Security
Security
TenderReader is a launch-stage product, so the security page says what is actually implemented and what still needs hardening.
Last updated: 12 June 2026
Access and account boundaries
TenderReader uses magic-link sign-in and signed HTTP-only session cookies. Production form posts use CSRF protection.
Pack, analysis, calendar, preference, and billing routes require the signed-in user and check the owning account before returning account data.
Data in transit and at rest
Production traffic is served over HTTPS by Railway, and the app sets HSTS in production.
The current production upload backend stores pack bytes in Postgres unless object storage is explicitly configured. Railway states customer project data is encrypted at rest; Cloudflare R2 states objects and metadata are encrypted at rest when that backend is enabled.
Model and training boundary
The production configuration currently uses the deterministic stub extraction engine unless a non-stub LLM provider is configured and reachable.
TenderReader code does not use uploaded customer packs to train a model.
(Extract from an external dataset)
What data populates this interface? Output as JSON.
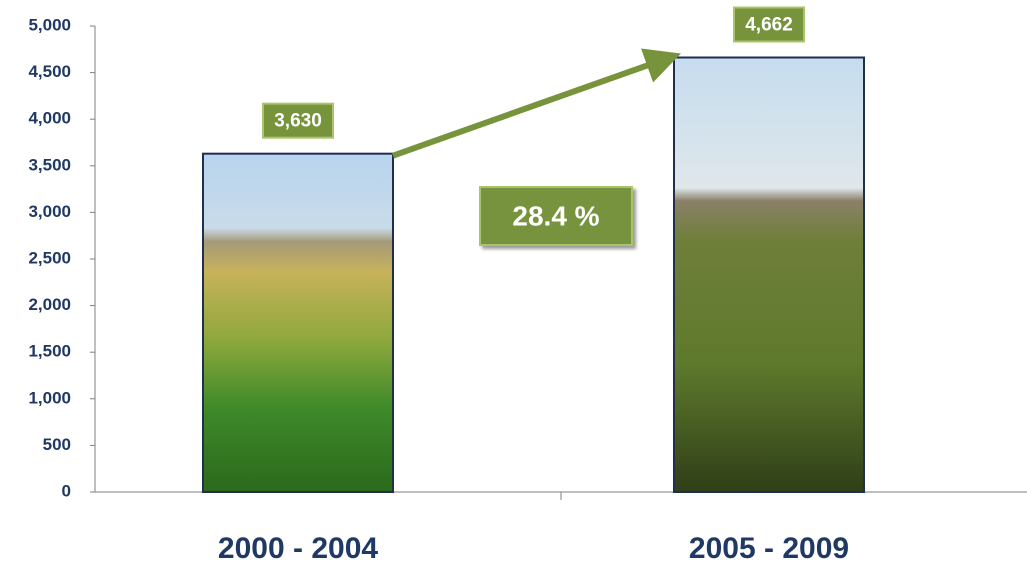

If a non-stub model provider is enabled, tender text is sent only for extraction under that provider's configured API path.
Monitoring and disclosure
The app emits structured request logs, health checks, scheduler sentinels, and optional Sentry events when SENTRY_DSN is configured. It does not claim SOC 2, ISO 27001, or enterprise compliance badges.
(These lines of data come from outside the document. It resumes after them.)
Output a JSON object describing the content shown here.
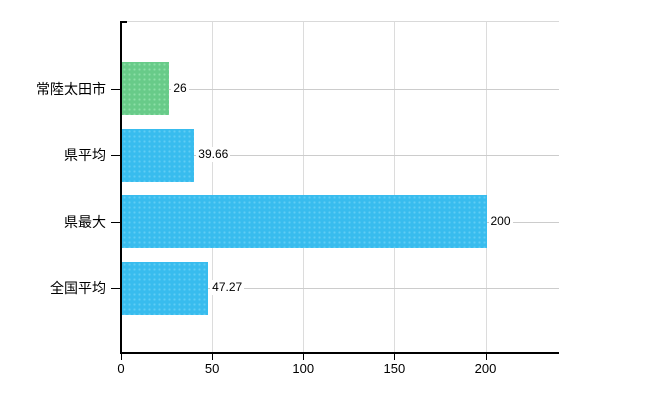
{
  "chart_data": {
    "type": "bar",
    "orientation": "horizontal",
    "title": "",
    "rows": [
      {
        "category": "常陸太田市",
        "value": 26,
        "value_label": "26",
        "color": "#68cb89",
        "dot_color": "#8ddfa6"
      },
      {
        "category": "県平均",
        "value": 39.66,
        "value_label": "39.66",
        "color": "#38bcee",
        "dot_color": "#5fcdf4"
      },
      {
        "category": "県最大",
        "value": 200,
        "value_label": "200",
        "color": "#38bcee",
        "dot_color": "#5fcdf4"
      },
      {
        "category": "全国平均",
        "value": 47.27,
        "value_label": "47.27",
        "color": "#38bcee",
        "dot_color": "#5fcdf4"
      }
    ],
    "x_axis": {
      "min": 0,
      "max": 240,
      "ticks": [
        0,
        50,
        100,
        150,
        200
      ],
      "tick_labels": [
        "0",
        "50",
        "100",
        "150",
        "200"
      ]
    },
    "grid": {
      "vertical_gridlines": true,
      "row_lines": true
    },
    "legend": {
      "visible": false
    }
  },
  "colors": {
    "background": "#ffffff",
    "axis": "#000000",
    "gridline": "#dcdcdc",
    "row_line": "#cccccc",
    "text": "#000000"
  }
}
For now, report security issues through the operator contact channel already used for your TenderReader account or onboarding conversation. A public security mailbox should be configured before open marketing.
Please include reproduction steps, affected URLs, impact, and whether any account or tender-pack data may have been accessed.
Safe harbour posture
Good-faith reports that avoid privacy invasion, destructive testing, data exfiltration, spam, social engineering, and service disruption will be handled constructively.